Ces mots, qui sont devenus tabous, doivent pourtant être utilisés afin de ne pas tomber dans une simplification grossière qui empêche une analyse précise des faits. La psychose, c’est la confusion entre un imaginaire personnel et la réalité : se sentir persécuté, ce n’est pas l’être. La dépression et le suicide du sujet âgé ou du malade en phase terminale ne sont pas ceux de l’angoissé, du schizophrène, ni ceux du psychotique mélancolique délirant. On ne peut pas nommer pareillement ces «dépressions suicidaires» fondamentalement différentes.
Ce discours général, aseptisé et simplificateur, remplaçant les mots «psychose» par «problèmes psychologiques» ou «grave dépression» a permis de dédiaboliser les maladies mentales auprès du grand public mais a conduit à rendre la folie taboue. Certes, les sujets sains, en souffrance psychique, ont pu plus facilement en parler et demander de l’aide, mais ce sont les malades graves qui ont été négligés.

Les plans d’austérité médicaux, qui ont diminué considérablement soignants psychiatriques et moyens, associés aux discours en vogue sur la surveillance dangereuse ou inutile, ont contribué au déni du soin psychiatrique.

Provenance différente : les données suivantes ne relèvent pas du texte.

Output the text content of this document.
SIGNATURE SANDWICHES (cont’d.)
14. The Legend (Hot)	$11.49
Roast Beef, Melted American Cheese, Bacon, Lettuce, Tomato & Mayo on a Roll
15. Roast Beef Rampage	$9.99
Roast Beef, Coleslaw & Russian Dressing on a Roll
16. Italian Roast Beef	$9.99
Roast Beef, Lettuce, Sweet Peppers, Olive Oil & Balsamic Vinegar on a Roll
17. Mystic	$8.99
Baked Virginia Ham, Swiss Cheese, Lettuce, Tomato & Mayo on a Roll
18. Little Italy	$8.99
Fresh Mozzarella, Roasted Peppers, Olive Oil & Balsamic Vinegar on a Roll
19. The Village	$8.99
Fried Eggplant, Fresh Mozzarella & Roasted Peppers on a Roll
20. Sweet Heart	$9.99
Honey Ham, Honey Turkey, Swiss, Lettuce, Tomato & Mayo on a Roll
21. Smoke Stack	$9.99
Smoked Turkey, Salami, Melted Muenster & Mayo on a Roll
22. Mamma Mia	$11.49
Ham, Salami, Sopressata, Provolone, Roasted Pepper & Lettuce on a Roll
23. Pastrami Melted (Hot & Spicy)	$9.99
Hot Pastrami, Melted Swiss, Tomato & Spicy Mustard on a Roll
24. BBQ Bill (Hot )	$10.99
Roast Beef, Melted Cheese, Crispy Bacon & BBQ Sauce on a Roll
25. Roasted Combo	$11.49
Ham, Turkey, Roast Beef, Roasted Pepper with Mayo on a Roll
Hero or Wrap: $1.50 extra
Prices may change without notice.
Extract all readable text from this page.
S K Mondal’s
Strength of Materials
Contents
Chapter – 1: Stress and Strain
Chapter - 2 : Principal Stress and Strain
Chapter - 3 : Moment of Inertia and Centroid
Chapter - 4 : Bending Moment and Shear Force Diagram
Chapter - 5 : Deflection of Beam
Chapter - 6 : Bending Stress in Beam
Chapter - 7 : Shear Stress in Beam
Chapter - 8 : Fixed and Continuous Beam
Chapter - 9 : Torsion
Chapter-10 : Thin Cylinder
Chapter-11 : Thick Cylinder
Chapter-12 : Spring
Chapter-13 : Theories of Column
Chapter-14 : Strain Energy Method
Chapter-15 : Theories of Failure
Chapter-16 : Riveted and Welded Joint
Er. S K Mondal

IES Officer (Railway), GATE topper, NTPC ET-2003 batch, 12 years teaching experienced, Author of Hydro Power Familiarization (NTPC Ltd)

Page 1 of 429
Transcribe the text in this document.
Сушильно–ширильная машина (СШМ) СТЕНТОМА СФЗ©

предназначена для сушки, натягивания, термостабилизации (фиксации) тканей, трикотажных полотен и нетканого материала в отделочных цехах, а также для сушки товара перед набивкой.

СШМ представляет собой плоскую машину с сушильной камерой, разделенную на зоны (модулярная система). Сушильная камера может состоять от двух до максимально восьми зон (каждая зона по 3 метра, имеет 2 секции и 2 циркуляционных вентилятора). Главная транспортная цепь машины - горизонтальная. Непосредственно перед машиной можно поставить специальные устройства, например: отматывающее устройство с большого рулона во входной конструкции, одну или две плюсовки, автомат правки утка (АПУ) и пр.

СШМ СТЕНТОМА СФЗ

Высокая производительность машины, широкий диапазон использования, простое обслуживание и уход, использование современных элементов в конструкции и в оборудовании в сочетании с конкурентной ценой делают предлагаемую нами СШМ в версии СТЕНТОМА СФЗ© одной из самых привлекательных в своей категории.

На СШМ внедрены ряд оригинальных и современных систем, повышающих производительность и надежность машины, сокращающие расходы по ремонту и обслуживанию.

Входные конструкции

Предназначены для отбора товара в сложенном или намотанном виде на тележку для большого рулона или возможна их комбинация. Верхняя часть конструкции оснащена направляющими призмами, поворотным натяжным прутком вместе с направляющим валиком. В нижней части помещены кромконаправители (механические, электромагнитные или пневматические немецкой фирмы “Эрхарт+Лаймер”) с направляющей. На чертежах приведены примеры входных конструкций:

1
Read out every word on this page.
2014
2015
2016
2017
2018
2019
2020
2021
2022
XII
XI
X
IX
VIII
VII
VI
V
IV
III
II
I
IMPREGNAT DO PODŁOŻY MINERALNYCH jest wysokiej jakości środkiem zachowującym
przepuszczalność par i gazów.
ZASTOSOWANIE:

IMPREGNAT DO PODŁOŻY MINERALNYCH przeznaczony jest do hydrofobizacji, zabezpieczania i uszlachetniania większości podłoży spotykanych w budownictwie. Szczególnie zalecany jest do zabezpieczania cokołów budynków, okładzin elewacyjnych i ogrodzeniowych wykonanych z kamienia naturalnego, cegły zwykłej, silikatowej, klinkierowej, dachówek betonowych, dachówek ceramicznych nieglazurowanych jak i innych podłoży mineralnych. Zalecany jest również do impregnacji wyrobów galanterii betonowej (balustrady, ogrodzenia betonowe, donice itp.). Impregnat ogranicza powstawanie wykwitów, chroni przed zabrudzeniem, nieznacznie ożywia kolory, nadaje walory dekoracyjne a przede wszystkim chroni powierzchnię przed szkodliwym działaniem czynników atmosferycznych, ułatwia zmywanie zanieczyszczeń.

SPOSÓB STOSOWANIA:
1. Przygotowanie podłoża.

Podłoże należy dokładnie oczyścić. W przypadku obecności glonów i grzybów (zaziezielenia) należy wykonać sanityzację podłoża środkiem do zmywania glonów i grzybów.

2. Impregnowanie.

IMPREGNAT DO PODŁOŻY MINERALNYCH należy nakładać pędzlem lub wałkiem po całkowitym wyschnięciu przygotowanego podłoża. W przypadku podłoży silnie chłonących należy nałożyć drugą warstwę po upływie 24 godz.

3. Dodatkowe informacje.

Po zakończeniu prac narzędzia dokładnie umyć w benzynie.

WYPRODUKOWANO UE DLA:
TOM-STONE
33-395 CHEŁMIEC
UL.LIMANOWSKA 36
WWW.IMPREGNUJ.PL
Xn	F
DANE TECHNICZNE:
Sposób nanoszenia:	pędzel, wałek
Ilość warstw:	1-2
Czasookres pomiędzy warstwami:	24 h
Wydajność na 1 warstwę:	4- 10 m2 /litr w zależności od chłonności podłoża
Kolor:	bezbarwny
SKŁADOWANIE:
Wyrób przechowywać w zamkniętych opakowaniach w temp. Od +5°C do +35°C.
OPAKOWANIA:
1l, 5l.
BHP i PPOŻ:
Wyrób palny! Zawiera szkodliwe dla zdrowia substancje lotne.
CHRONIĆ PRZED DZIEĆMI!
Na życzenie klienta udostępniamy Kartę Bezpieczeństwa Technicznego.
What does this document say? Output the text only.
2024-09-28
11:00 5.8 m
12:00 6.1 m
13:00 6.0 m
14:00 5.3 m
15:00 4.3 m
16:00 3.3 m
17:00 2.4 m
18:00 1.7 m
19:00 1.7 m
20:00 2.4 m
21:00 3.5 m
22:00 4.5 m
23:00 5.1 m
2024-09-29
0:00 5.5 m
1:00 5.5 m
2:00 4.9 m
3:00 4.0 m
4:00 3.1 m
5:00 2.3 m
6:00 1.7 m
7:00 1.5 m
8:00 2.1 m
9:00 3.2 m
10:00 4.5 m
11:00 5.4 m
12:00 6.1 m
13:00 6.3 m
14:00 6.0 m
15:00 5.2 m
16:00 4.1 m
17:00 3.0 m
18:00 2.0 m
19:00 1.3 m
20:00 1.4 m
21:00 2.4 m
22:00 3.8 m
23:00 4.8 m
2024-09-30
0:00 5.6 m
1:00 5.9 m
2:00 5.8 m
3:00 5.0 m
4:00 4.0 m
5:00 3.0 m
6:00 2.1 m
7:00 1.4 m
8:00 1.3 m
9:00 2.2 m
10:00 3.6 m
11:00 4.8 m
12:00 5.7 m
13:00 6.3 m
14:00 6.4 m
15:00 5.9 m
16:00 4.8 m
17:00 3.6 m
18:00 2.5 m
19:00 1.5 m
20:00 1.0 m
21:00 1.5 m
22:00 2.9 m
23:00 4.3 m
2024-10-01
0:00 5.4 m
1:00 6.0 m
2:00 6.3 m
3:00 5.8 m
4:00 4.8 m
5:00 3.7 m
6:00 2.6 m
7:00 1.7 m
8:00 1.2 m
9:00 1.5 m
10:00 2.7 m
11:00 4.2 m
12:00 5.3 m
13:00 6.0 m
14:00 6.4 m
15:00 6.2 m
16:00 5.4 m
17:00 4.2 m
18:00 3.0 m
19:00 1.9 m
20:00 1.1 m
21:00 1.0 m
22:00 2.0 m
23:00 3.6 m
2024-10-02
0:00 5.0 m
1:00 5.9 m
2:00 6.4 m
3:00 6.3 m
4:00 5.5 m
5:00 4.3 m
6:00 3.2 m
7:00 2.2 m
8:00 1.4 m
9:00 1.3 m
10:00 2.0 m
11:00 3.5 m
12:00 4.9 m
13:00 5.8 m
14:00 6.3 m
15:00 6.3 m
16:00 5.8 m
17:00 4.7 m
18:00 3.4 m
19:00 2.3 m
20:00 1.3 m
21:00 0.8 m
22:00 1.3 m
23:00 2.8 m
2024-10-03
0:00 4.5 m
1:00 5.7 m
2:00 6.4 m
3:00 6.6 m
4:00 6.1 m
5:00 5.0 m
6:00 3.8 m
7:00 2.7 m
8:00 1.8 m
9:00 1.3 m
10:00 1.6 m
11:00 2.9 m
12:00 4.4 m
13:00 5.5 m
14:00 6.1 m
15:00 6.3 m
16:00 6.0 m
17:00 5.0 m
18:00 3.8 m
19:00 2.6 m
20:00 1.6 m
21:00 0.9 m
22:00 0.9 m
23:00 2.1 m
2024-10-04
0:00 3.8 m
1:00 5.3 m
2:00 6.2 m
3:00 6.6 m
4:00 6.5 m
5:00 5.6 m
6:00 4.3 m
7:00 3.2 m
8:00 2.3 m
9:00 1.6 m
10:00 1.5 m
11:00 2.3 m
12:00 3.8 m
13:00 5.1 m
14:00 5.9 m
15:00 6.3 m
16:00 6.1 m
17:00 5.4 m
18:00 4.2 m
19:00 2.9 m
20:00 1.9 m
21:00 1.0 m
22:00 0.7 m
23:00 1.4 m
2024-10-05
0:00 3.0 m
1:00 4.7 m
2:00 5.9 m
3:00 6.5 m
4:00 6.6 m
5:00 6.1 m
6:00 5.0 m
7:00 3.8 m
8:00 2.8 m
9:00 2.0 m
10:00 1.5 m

La psychiatrie est vivante, elle soigne, la prévention est possible, la pédopsychiatrie et les sciences de l’éducation le prouvent. Mais, c’est surtout la parole vivante et pleine, opposée au «psychologiquement correct» avec ses amalgames et ses approximations qui peuvent prévenir en informant les crimes à venir.
A cette heure particulière de drames anxiogènes pour la société, les médias se doivent d’être précis. Il ne faut plus faire de confusions dans les mots, savoir expliquer ce qu’est une organisation mentale et nommer la folie, la folie, le délire, le délire, et la psychose, la psychose.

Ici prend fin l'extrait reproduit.